To describe this deeply insular side of Canadian politics, we often talk about the Ottawa “bubble.” This bubble increasingly feels like a bunker to me. I don’t know how we can watch the Americans select for us the most powerful politician in the world between a criminal liar and a man who struggles to form complete sentences—and then talk about Canadian politics as if we were living in another, completely hermetic galaxy. I don’t know how we can watch the far right not only take France by storm, but gain momentum throughout Europe—and then comment on our partisan theater as if the G7 democracies were not under unprecedented strain. I think that from an ethical point of view, it is becoming increasingly irresponsible, even inexcusable, to wallow in this “bubble.”

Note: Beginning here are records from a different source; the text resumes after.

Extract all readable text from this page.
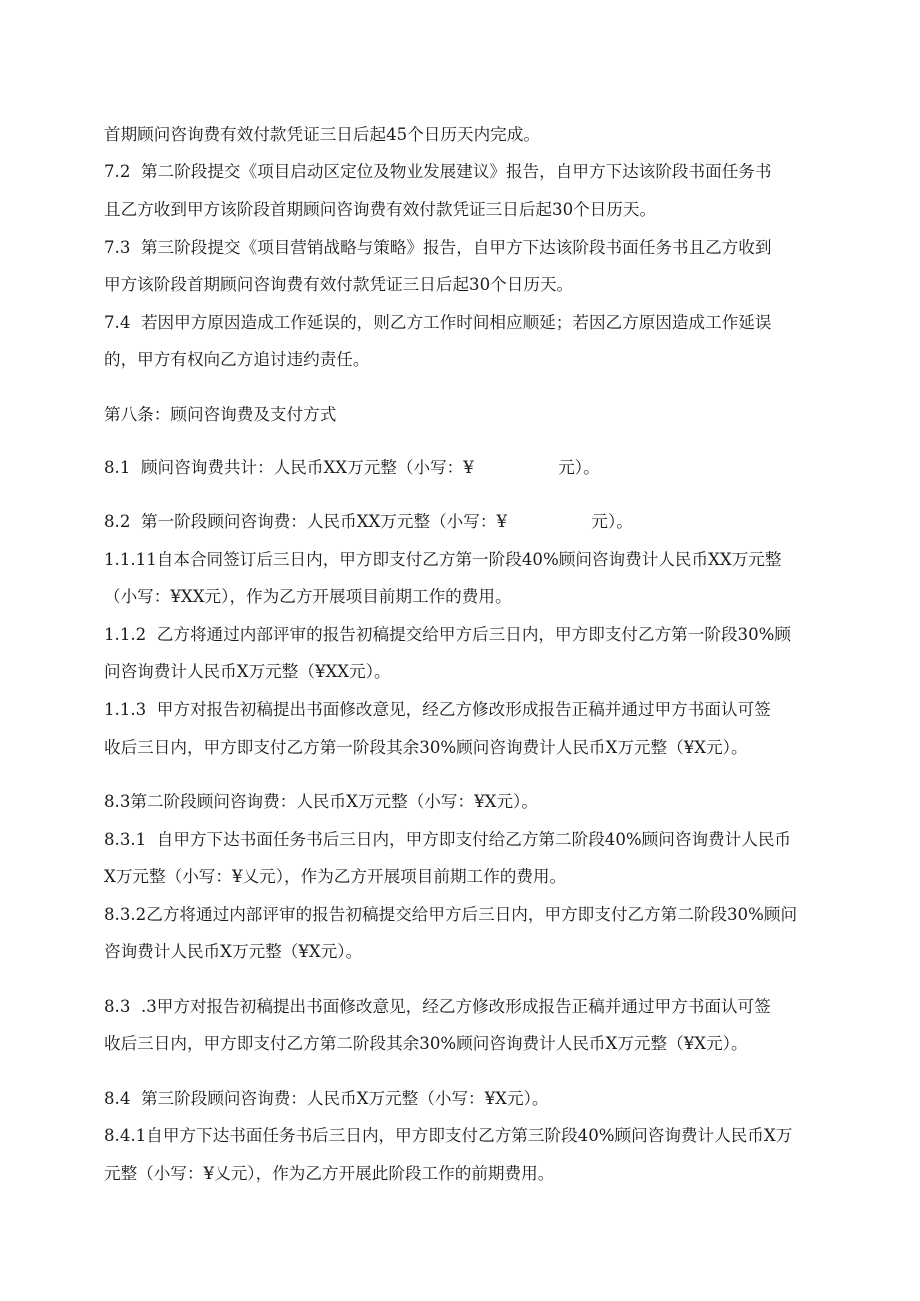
首期顾问咨询费有效付款凭证三日后起45个日历天内完成。
7.2  第二阶段提交《项目启动区定位及物业发展建议》报告，自甲方下达该阶段书面任务书
且乙方收到甲方该阶段首期顾问咨询费有效付款凭证三日后起30个日历天。
7.3  第三阶段提交《项目营销战略与策略》报告，自甲方下达该阶段书面任务书且乙方收到
甲方该阶段首期顾问咨询费有效付款凭证三日后起30个日历天。
7.4  若因甲方原因造成工作延误的，则乙方工作时间相应顺延；若因乙方原因造成工作延误
的，甲方有权向乙方追讨违约责任。
第八条：顾问咨询费及支付方式
8.1  顾问咨询费共计：人民币XX万元整（小写：¥                元）。
8.2  第一阶段顾问咨询费：人民币XX万元整（小写：¥                元）。
1.1.11自本合同签订后三日内，甲方即支付乙方第一阶段40%顾问咨询费计人民币XX万元整
（小写：¥XX元），作为乙方开展项目前期工作的费用。
1.1.2  乙方将通过内部评审的报告初稿提交给甲方后三日内，甲方即支付乙方第一阶段30%顾
问咨询费计人民币X万元整（¥XX元）。
1.1.3  甲方对报告初稿提出书面修改意见，经乙方修改形成报告正稿并通过甲方书面认可签
收后三日内，甲方即支付乙方第一阶段其余30%顾问咨询费计人民币X万元整（¥X元）。
8.3第二阶段顾问咨询费：人民币X万元整（小写：¥X元）。
8.3.1  自甲方下达书面任务书后三日内，甲方即支付给乙方第二阶段40%顾问咨询费计人民币
X万元整（小写：¥乂元），作为乙方开展项目前期工作的费用。
8.3.2乙方将通过内部评审的报告初稿提交给甲方后三日内，甲方即支付乙方第二阶段30%顾问
咨询费计人民币X万元整（¥X元）。
8.3  .3甲方对报告初稿提出书面修改意见，经乙方修改形成报告正稿并通过甲方书面认可签
收后三日内，甲方即支付乙方第二阶段其余30%顾问咨询费计人民币X万元整（¥X元）。
8.4  第三阶段顾问咨询费：人民币X万元整（小写：¥X元）。
8.4.1自甲方下达书面任务书后三日内，甲方即支付乙方第三阶段40%顾问咨询费计人民币X万
元整（小写：¥乂元），作为乙方开展此阶段工作的前期费用。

If the words are harsh, it is because the situation is serious. 2024 is a historic election year: more than half of the world’s population lives in countries where people will have gone to the polls before the end of December. The crisis of traditional media and the rise of social media and artificial intelligence are influencing our relationship with the truth and the ability of democracies to survive in a space of rationality. During this election year, the consequences of these transformations are taking shape before our eyes. And we would like to talk about the unpopularity of Justin Trudeau and the rise of Pierre Poilievre while ignoring the rest of the planet?

On Tuesday, colleague Jean-François Nadeau was in great shape. He gave us a fine example of the caliber of analysis we need to make sense of our world in 2024: talking about ideas and not just the latest “developments,” and drawing the necessary links between the past and the present, the here and the elsewhere. In short, we burst the “bubble.”

Nadeau wrote in particular that Poilievre “takes advantage in part of a deleterious global context to allow himself to multiply rants worthy, at times, of alley cats.” We presume that we are talking here about the climate in parliament in general, and the tone – let’s call it right – absolutely disgusting during question period. The openly displayed contempt for journalists and the growing refusal to address traditional media announce a deep crack in the health of Canadian public debate.

But there is more. Tuesday, in the Toronto StarBruce Arthur highlighted Pierre Poilievre’s growing personal attacks on citizens whose expertise contradicts conservative proposals. If doctors, civil servants, university professors can become the target of insults bordering on harassment from the likely future Prime Minister of Canada, the cost of expression and therefore of free citizen participation has just increased radically.

Of course, these are processes that are already undermining American democracy, French public debate, and many other nations. That is why the Ottawa bubble seems so dangerous to me. By turning off the part of our consciousness that is interested in the world for the time it takes to talk about Canadian politics, we guarantee ourselves to repeat American, French, and other mistakes, a few years, or even months later. We are setting ourselves up to become—or remain?—a poor branch of the declining bloc of liberal democracies.

To make sense of what is happening to us, it is imperative to raise the average level of analysis, on all platforms. We can no longer afford to talk about politics with the detachment and good-natured laughter that would be appropriate if the parties were hockey teams whose playoff prospects were being sought. Not when you’re mired in lies, attacks on human rights and freedoms, or defending a war that is killing, maiming and starving children at a record rate.

We need to make much more room for in-depth analysis, and much less for today’s anecdote and our predictions about tomorrow’s anecdote—in print, on the radio, on television, on the Web. The media themselves are undergoing transformations that do not make the task easy. But let’s still name one of the main obstacles to the height of public debate, namely the idea, too widespread among our cultural elites, that “people,” “the lady in Saguenay,” “the man stuck in his car in Terrebonne” do not want to “rack their brains” with content that is too complex. Class contempt oozes from everywhere.

I am rather deeply convinced that “people” want, no, fundamentally need to understand the world around them as best they can. As democracies crack, this routine of leveling down is leading us to our doom. The habit of critical thinking is what trains people to resist manipulation, lies, the drying up of compassion and the death of the awareness of our shared humanity.

I am taking advantage of the summer to remind people of this, in case there is still time – in the manner of the American Democrats – to hold emergency strategic meetings, and to ask myself if we are really so ready for the media and political comeback of the fall.